Novel Low Workfunction Semiconductors for Calorimetry and Detection: High Energy, Dark Matter and Neutrino Phenomena

TL;DR

This paper explores the potential of low workfunction semiconductor materials Cs3Sb and Ag-O-Cs for advanced calorimetry and detection applications, emphasizing their low electron-hole pair energies and suitability for low-energy particle detection at cryogenic temperatures.

Contribution

It proposes fabricating these semiconductors into shapes and volumes suitable for diode or ion detection, extending their use beyond traditional photocathodes for low-energy particle detection.

Findings

Ag-O-Cs has an electron-hole pair threshold of 0.5-0.7 eV at low temperatures.

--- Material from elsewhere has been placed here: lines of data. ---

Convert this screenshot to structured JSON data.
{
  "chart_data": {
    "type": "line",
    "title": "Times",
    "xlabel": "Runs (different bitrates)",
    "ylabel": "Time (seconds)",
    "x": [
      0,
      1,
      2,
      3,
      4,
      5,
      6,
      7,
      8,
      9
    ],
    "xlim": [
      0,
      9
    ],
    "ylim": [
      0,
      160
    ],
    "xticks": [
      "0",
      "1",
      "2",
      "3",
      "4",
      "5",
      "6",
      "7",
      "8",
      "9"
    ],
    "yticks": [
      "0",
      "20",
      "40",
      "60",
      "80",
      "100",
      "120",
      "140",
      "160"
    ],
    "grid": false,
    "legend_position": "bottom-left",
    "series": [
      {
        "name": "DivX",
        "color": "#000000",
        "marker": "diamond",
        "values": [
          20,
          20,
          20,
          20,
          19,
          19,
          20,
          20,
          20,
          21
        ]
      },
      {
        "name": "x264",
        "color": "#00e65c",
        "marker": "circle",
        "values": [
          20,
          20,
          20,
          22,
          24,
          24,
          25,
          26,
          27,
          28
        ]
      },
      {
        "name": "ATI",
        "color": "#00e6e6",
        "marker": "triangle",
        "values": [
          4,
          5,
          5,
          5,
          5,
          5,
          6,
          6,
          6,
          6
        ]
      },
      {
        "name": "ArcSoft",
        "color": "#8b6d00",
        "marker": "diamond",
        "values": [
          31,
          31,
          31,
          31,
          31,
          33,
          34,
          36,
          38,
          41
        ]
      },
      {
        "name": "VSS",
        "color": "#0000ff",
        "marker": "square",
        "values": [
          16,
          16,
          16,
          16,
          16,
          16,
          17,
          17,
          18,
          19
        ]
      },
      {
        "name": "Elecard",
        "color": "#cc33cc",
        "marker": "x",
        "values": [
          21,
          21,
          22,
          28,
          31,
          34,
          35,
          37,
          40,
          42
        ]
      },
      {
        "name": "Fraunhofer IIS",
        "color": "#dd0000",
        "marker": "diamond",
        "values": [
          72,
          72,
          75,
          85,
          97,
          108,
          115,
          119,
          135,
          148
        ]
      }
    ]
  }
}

Cs3Sb exhibits a pair energy of 1.6-2 eV, lower than silicon.

Photomultiplier photocathodes show minimal degradation after high radiation doses.

Abstract

This White Paper seeks to extend the applications of two weakly bound semiconductor materials, Cs3Sb and Ag-O-Cs first developed decades ago for vacuum photodetectors S1, S-11 photocathodes, respectively, proven to have low electron-hole pair energies. Rather than thin film photocathodes, we propose fabrication of these semiconductors in shapes and volumes which could be used as diode or drifted ion detectors for low energy depositions via atom or few-atomic layers. Ag-O-Cs has an e-hole pair threshold pair low as 0.5-0.7 eV deposited energy, practical when cooled below 4 degrees K; Cs3Sb, with pair energy as low as 1.6-2 eV - less than Si (3.6 eV), but with thermal noise at room temperature similar to Si at -30 deg C. Exposure of photomultipliers to 10 MRad doses has shown that thin alkali photocathodes do not degrade more than 2% of initial quantum efficiency.